Case ID: liquor-tax-rep_3/html/0294-01.html
Source: Caselaw Access Project
Author: {"author": "Leventritt, J.:", "license": "Public Domain", "url": "https://static.case.law/"}
Date Created: 2024-08-24T03:29:51.129683

Supreme Court, New York Special Term.
    Reported. N. Y. L. J.,
    February 24, 1904.
    People ex rel. Greene v. Grout, as Comptroller.
   Leventritt, J.:

The decision of Mr. Justice Greenbaum in People ex rel. McLennon v. Grout (38 Misc. 181), with which I find myself in accord, covers all the points made on this application except so far as the nature of the police officer’s act is concerned in securing evidence. Considered, perhaps, as a question of absolute morals a choice of the lesser of two evils is presented, whether in the interest of the larger public good it is advisable for the individual to submit to a degrading sight. Considered as a legal question which concerns itself with the protection of the' morals of the community at large, we have to do primarily with the minimum means necessary to insure that protection.

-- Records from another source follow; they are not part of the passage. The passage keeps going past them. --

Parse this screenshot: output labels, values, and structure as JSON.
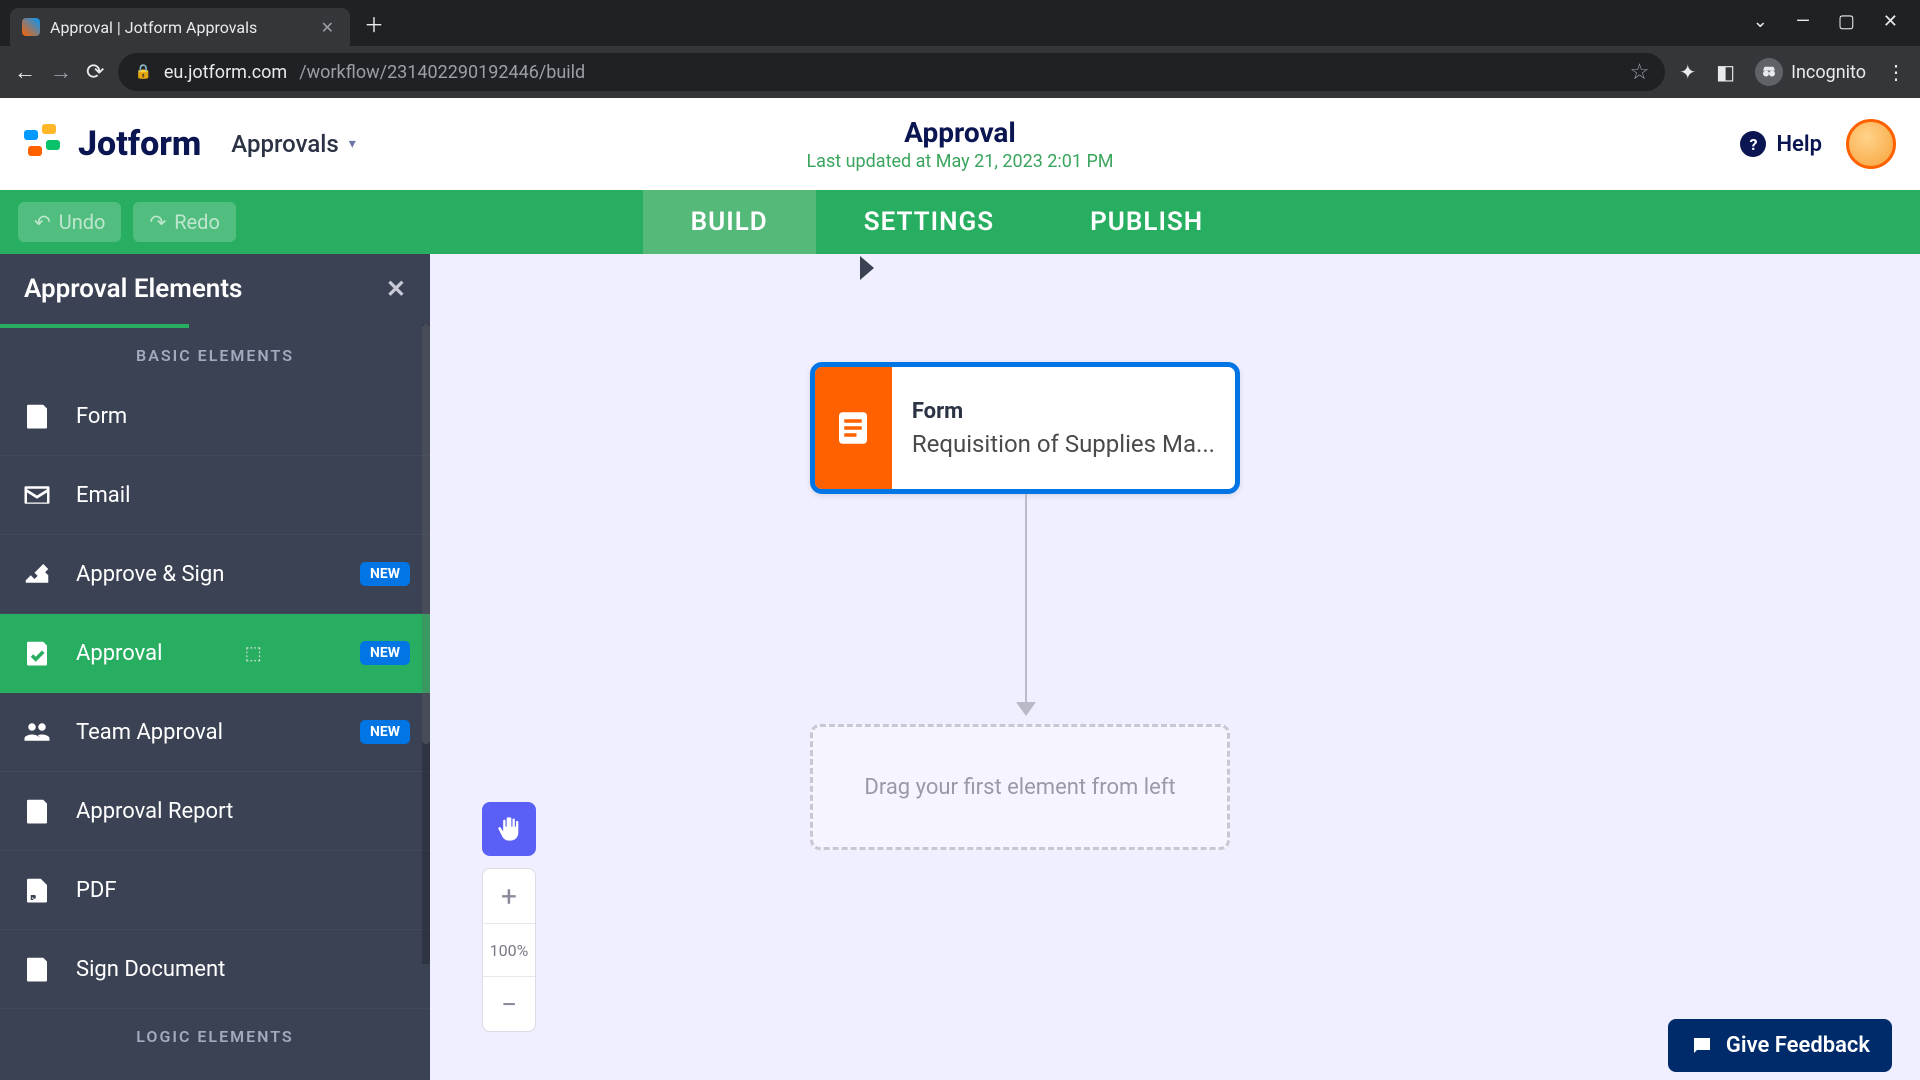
{
  "browser": {
    "tab_title": "Approval | Jotform Approvals",
    "url_host": "eu.jotform.com",
    "url_path": "/workflow/231402290192446/build",
    "incognito_label": "Incognito"
  },
  "header": {
    "logo_text": "Jotform",
    "breadcrumb": "Approvals",
    "title": "Approval",
    "subtitle": "Last updated at May 21, 2023 2:01 PM",
    "help_label": "Help"
  },
  "toolbar": {
    "undo": "Undo",
    "redo": "Redo"
  },
  "tabs": {
    "build": "BUILD",
    "settings": "SETTINGS",
    "publish": "PUBLISH"
  },
  "sidebar": {
    "title": "Approval Elements",
    "section_basic": "BASIC ELEMENTS",
    "section_logic": "LOGIC ELEMENTS",
    "new_badge": "NEW",
    "items": [
      {
        "label": "Form",
        "badge": false
      },
      {
        "label": "Email",
        "badge": false
      },
      {
        "label": "Approve & Sign",
        "badge": true
      },
      {
        "label": "Approval",
        "badge": true
      },
      {
        "label": "Team Approval",
        "badge": true
      },
      {
        "label": "Approval Report",
        "badge": false
      },
      {
        "label": "PDF",
        "badge": false
      },
      {
        "label": "Sign Document",
        "badge": false
      }
    ]
  },
  "canvas": {
    "node_title": "Form",
    "node_subtitle": "Requisition of Supplies Ma...",
    "dropzone_text": "Drag your first element from left",
    "zoom": "100%"
  },
  "feedback": {
    "label": "Give Feedback"
  }
}
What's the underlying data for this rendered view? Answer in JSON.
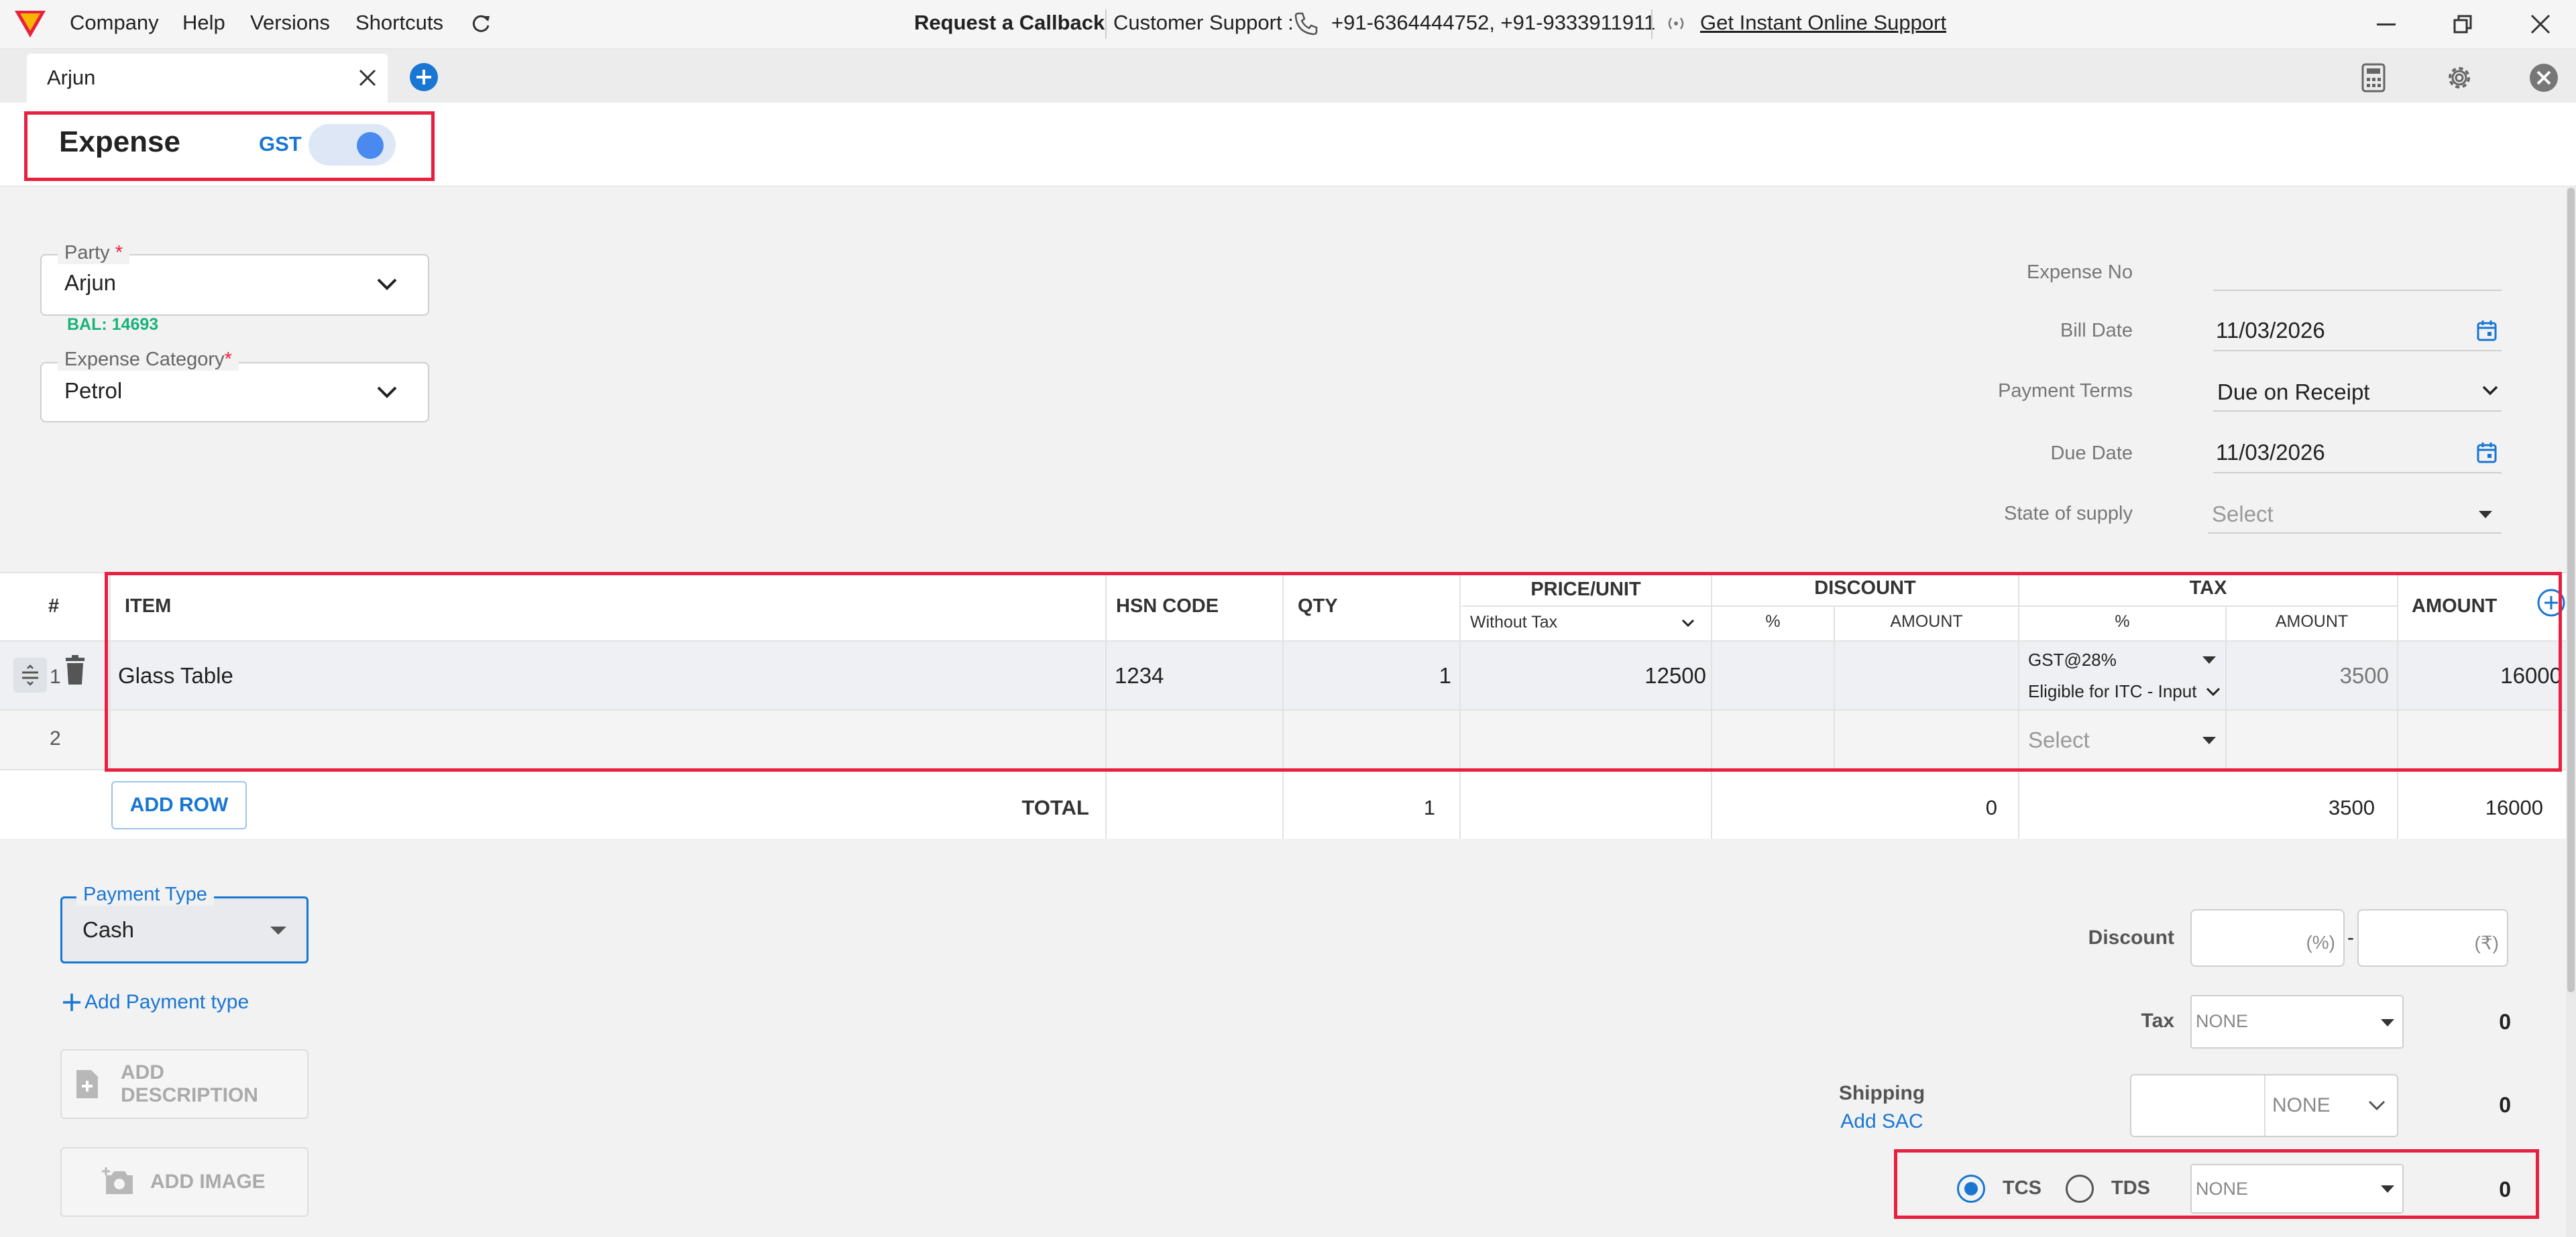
{
  "topbar": {
    "menu": [
      "Company",
      "Help",
      "Versions",
      "Shortcuts"
    ],
    "request_callback": "Request a Callback",
    "support_label": "Customer Support :",
    "support_numbers": "+91-6364444752, +91-9333911911",
    "online_support": "Get Instant Online Support"
  },
  "tab": {
    "label": "Arjun"
  },
  "header": {
    "title": "Expense",
    "gst_label": "GST",
    "gst_on": true
  },
  "party": {
    "label": "Party",
    "required": "*",
    "value": "Arjun",
    "balance": "BAL: 14693"
  },
  "category": {
    "label": "Expense Category",
    "required": "*",
    "value": "Petrol"
  },
  "right": {
    "expense_no_label": "Expense No",
    "bill_date_label": "Bill Date",
    "bill_date": "11/03/2026",
    "payment_terms_label": "Payment Terms",
    "payment_terms": "Due on Receipt",
    "due_date_label": "Due Date",
    "due_date": "11/03/2026",
    "state_label": "State of supply",
    "state_placeholder": "Select"
  },
  "table": {
    "headers": {
      "num": "#",
      "item": "ITEM",
      "hsn": "HSN CODE",
      "qty": "QTY",
      "price": "PRICE/UNIT",
      "price_sub": "Without Tax",
      "discount": "DISCOUNT",
      "disc_pct": "%",
      "disc_amt": "AMOUNT",
      "tax": "TAX",
      "tax_pct": "%",
      "tax_amt": "AMOUNT",
      "amount": "AMOUNT"
    },
    "rows": [
      {
        "num": "1",
        "item": "Glass Table",
        "hsn": "1234",
        "qty": "1",
        "price": "12500",
        "disc_pct": "",
        "disc_amt": "",
        "tax_rate": "GST@28%",
        "itc": "Eligible for ITC - Input",
        "tax_amt": "3500",
        "amount": "16000"
      },
      {
        "num": "2",
        "item": "",
        "hsn": "",
        "qty": "",
        "price": "",
        "disc_pct": "",
        "disc_amt": "",
        "tax_placeholder": "Select",
        "tax_amt": "",
        "amount": ""
      }
    ],
    "add_row": "ADD ROW",
    "total_label": "TOTAL",
    "total_qty": "1",
    "total_discount": "0",
    "total_tax": "3500",
    "total_amount": "16000"
  },
  "payment": {
    "label": "Payment Type",
    "value": "Cash",
    "add_type": "Add Payment type"
  },
  "buttons": {
    "add_description": "ADD DESCRIPTION",
    "add_image": "ADD IMAGE"
  },
  "summary": {
    "discount_label": "Discount",
    "discount_pct_suffix": "(%)",
    "dash": "-",
    "discount_amt_suffix": "(₹)",
    "tax_label": "Tax",
    "tax_select": "NONE",
    "tax_value": "0",
    "shipping_label": "Shipping",
    "add_sac": "Add SAC",
    "shipping_select": "NONE",
    "shipping_value": "0",
    "tcs_label": "TCS",
    "tds_label": "TDS",
    "tcs_selected": true,
    "tcs_select": "NONE",
    "tcs_value": "0"
  },
  "colors": {
    "accent": "#1976d2",
    "highlight": "#e8203f",
    "balance": "#19b37a"
  }
}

Just to what extent the officer should go in securing evidence is at best a delicate question, the determination of which, except in the case of gross-and patent abuse, should be left to th« discretion of the commissioner upon whom the duty is cast by law to suppress houses of prostitution and whose failure to do so is made a punishable offense. In view of the affidavit of the police captain, who swears on the basis of twenty-five years’ experience, that the method adopted is the only efficacious means of securing the desired result, I am indisposed to place my judgment above his. No immoral act is required to be performed by the police officer; the witnessing of an immoral act in the line of his duty is not personally degrading. He does not induce an immoral act in the sense in which that term is used in criminal law. So long as the criminal intent is not originally induced, but its discovery merely provided for after its formation, there is no ground for saying that there has been a solicitation to commit the crime and the means adopted to uncover such an intent must be necessarily adapted to the crime of which it is the expression. I am of the opinion that there was no ground for a refusal to audit the expenses.